As always, our hearts go out to everyone who has lost someone during this pandemic.

Vaccination Roll-Out

Numbers over holidays and weekends have been estimated based on averages between known reported totals.
Individual days may be +/- but the totals per week are accurate.

Since the beginning of our vaccination program on December 15th, there have been a combined 1,877,330 COVID-19 vaccinations in our province, with 91,731 of these being a person’s second dose. As you can see from the above graph, second doses have completely flattened out.

As of today, 1,785,589 individuals have received at least 1 dose of vaccine, representing about 41.5% of BC’s population old enough to be eligible for the shots (and 34.7% of the total population of BC, including those under 18). This means roughly 5.6% of the eligible population of BC received their first shot in the last 7 days.

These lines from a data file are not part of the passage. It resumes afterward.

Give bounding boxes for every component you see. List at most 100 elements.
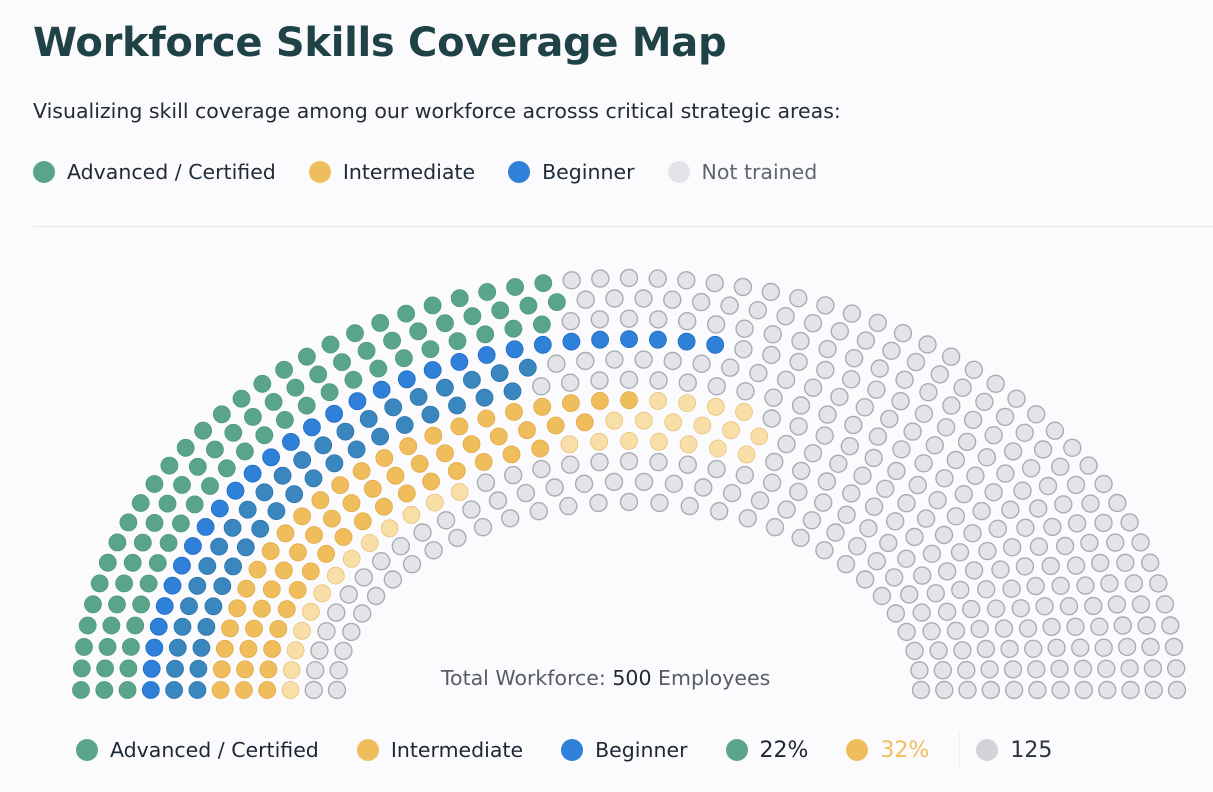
employee-dot-beginner_bright xyxy=(142,659,161,678)
employee-dot-grey xyxy=(906,352,926,372)
employee-dot-beginner_bright xyxy=(505,340,524,359)
employee-dot-intermediate xyxy=(474,452,493,471)
employee-dot-grey xyxy=(876,479,895,498)
employee-dot-grey xyxy=(946,450,965,470)
employee-dot-advanced xyxy=(275,410,294,429)
employee-dot-intermediate xyxy=(305,526,323,544)
employee-dot-grey xyxy=(1166,659,1186,678)
employee-dot-grey xyxy=(413,523,432,542)
employee-dot-grey xyxy=(903,422,922,441)
employee-dot-grey xyxy=(1045,421,1065,440)
employee-dot-grey xyxy=(988,519,1007,538)
employee-dot-grey xyxy=(663,290,682,309)
employee-dot-grey xyxy=(872,586,892,606)
employee-dot-grey xyxy=(476,473,496,492)
employee-dot-grey xyxy=(882,341,901,360)
employee-dot-beginner_bright xyxy=(706,335,725,354)
employee-dot-grey xyxy=(748,301,767,320)
not-trained-stat-dot-icon xyxy=(976,739,999,761)
beginner-swatch-icon xyxy=(508,161,531,183)
employee-dot-grey xyxy=(473,518,493,537)
employee-dot-grey xyxy=(605,289,624,308)
employee-dot-beginner xyxy=(166,659,184,678)
employee-dot-grey xyxy=(353,604,372,623)
employee-dot-beginner xyxy=(188,681,207,699)
employee-dot-advanced xyxy=(394,349,413,368)
employee-dot-grey xyxy=(1164,637,1184,657)
employee-dot-intermediate_light xyxy=(293,621,311,640)
employee-dot-advanced xyxy=(194,421,213,440)
employee-dot-grey xyxy=(1131,595,1151,614)
employee-dot-advanced xyxy=(126,616,145,635)
employee-dot-advanced xyxy=(132,595,151,614)
employee-dot-intermediate xyxy=(375,449,394,467)
employee-dot-grey xyxy=(576,290,595,309)
employee-dot-grey xyxy=(1144,680,1163,700)
employee-dot-grey xyxy=(763,325,782,344)
employee-dot-grey xyxy=(844,349,864,368)
not-trained-swatch-icon xyxy=(667,161,690,183)
employee-dot-grey xyxy=(870,359,889,378)
employee-dot-grey xyxy=(953,641,972,660)
employee-dot-grey xyxy=(954,485,973,504)
employee-dot-grey xyxy=(856,570,875,589)
employee-dot-grey xyxy=(887,461,906,481)
employee-dot-advanced xyxy=(448,332,467,351)
employee-dot-intermediate xyxy=(261,542,280,560)
employee-dot-beginner xyxy=(168,638,187,657)
employee-dot-grey xyxy=(914,454,933,473)
employee-dot-intermediate xyxy=(262,580,281,599)
employee-dot-intermediate xyxy=(228,599,247,618)
employee-dot-intermediate xyxy=(215,639,234,658)
employee-dot-beginner_bright xyxy=(141,681,160,699)
employee-dot-advanced xyxy=(98,553,117,572)
advanced-swatch-icon xyxy=(76,739,98,761)
employee-dot-grey xyxy=(868,313,887,333)
employee-dot-intermediate_light xyxy=(620,431,638,450)
employee-dot-grey xyxy=(1076,576,1095,595)
employee-dot-grey xyxy=(879,533,898,553)
employee-dot-beginner_bright xyxy=(155,597,174,615)
employee-dot-grey xyxy=(897,494,916,513)
employee-dot-grey xyxy=(707,459,726,479)
employee-dot-intermediate xyxy=(334,528,353,546)
employee-dot-grey xyxy=(1028,499,1048,518)
employee-dot-intermediate_light xyxy=(360,534,379,552)
employee-dot-grey xyxy=(844,415,863,435)
employee-dot-advanced xyxy=(321,335,340,354)
employee-dot-grey xyxy=(1028,680,1047,700)
employee-dot-beginner xyxy=(518,358,537,377)
employee-dot-grey xyxy=(545,478,564,497)
employee-dot-advanced xyxy=(476,325,495,344)
employee-dot-beginner xyxy=(448,396,466,415)
employee-dot-grey xyxy=(905,641,924,661)
employee-dot-grey xyxy=(803,444,823,463)
employee-dot-grey xyxy=(562,271,581,290)
employee-dot-intermediate_light xyxy=(737,445,756,464)
employee-dot-grey xyxy=(777,434,796,454)
employee-dot-intermediate xyxy=(293,507,312,526)
employee-dot-beginner_bright xyxy=(649,330,667,349)
stat-separator xyxy=(959,733,961,767)
employee-dot-grey xyxy=(789,352,808,372)
employee-dot-grey xyxy=(791,396,811,415)
employee-dot-intermediate xyxy=(399,437,418,456)
employee-dot-grey xyxy=(1080,533,1099,553)
employee-dot-grey xyxy=(1066,475,1086,495)
employee-dot-grey xyxy=(1027,660,1046,679)
employee-dot-grey xyxy=(1018,619,1038,638)
employee-dot-grey xyxy=(736,382,755,401)
employee-dot-grey xyxy=(590,310,609,329)
total-suffix: Employees xyxy=(658,666,771,690)
employee-dot-grey xyxy=(933,661,952,680)
employee-dot-advanced xyxy=(253,374,272,393)
employee-dot-grey xyxy=(891,392,910,411)
employee-dot-grey xyxy=(886,512,905,531)
employee-dot-advanced xyxy=(371,313,390,332)
employee-dot-grey xyxy=(692,354,711,373)
employee-dot-grey xyxy=(938,562,957,581)
employee-dot-beginner xyxy=(409,387,428,406)
employee-dot-advanced xyxy=(217,459,236,478)
employee-dot-intermediate xyxy=(211,681,230,699)
employee-dot-grey xyxy=(1094,474,1113,494)
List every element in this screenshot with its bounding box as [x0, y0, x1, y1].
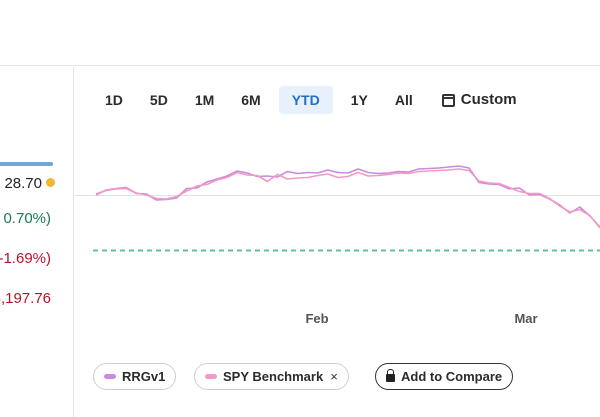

The above chart shows the average number of vaccinations for each 7-day period since the beginning of the vaccination program. As you can see in the last 7 days the daily average number of vaccinations has dropped slightly compared to the previous week. This is most likely due to a slight delay and reduction in volume of doses coming from Moderna.

The good news is that BC will be receiving 276k doses of Pfizer vaccine every week this month, not including additional increased doses from Moderna as well! This means that our average daily vaccination numbers should surpass 40k soon.

We are still on course for every 18+ person in BC to receive at least one dose of vaccine by July 1st. In fact, BC Public Health is now expecting to complete this process well before July 1st, according to today’s public briefing.

Vaccination Roll-out Update

All people 18 and over are now able to register to be vaccinated. If you haven’t done this yet, please do as soon as possible! Details on when 16 and 17 year olds may be able are said to be in the works.

At this time BC has used almost all of its AstraZeneca doses, and there is no concrete timeline for when more may be arriving. Health Canada has confirmed that they are working on sourcing additional doses, however. While there are currently no plans for mixing vaccine doses, Dr. Bonnie Henry confirmed that she and experts at Health Canada are watching “mix and match” studies being done out of the UK, to see if any benefits can be found.

Canada currently has a small amount of Johnson & Johnson vaccine doses on hand, which NACI today confirmed they recommend for use on people aged 30 or older. But at this time these doses are on hold pending quality assurance testing, and an ongoing investigation by the US FDA into a facility that produced one of the key ingredients of the vaccine. The doses will not be released for use until it has been confirmed there are no issues with them.

That’s all for now, stay safe everyone!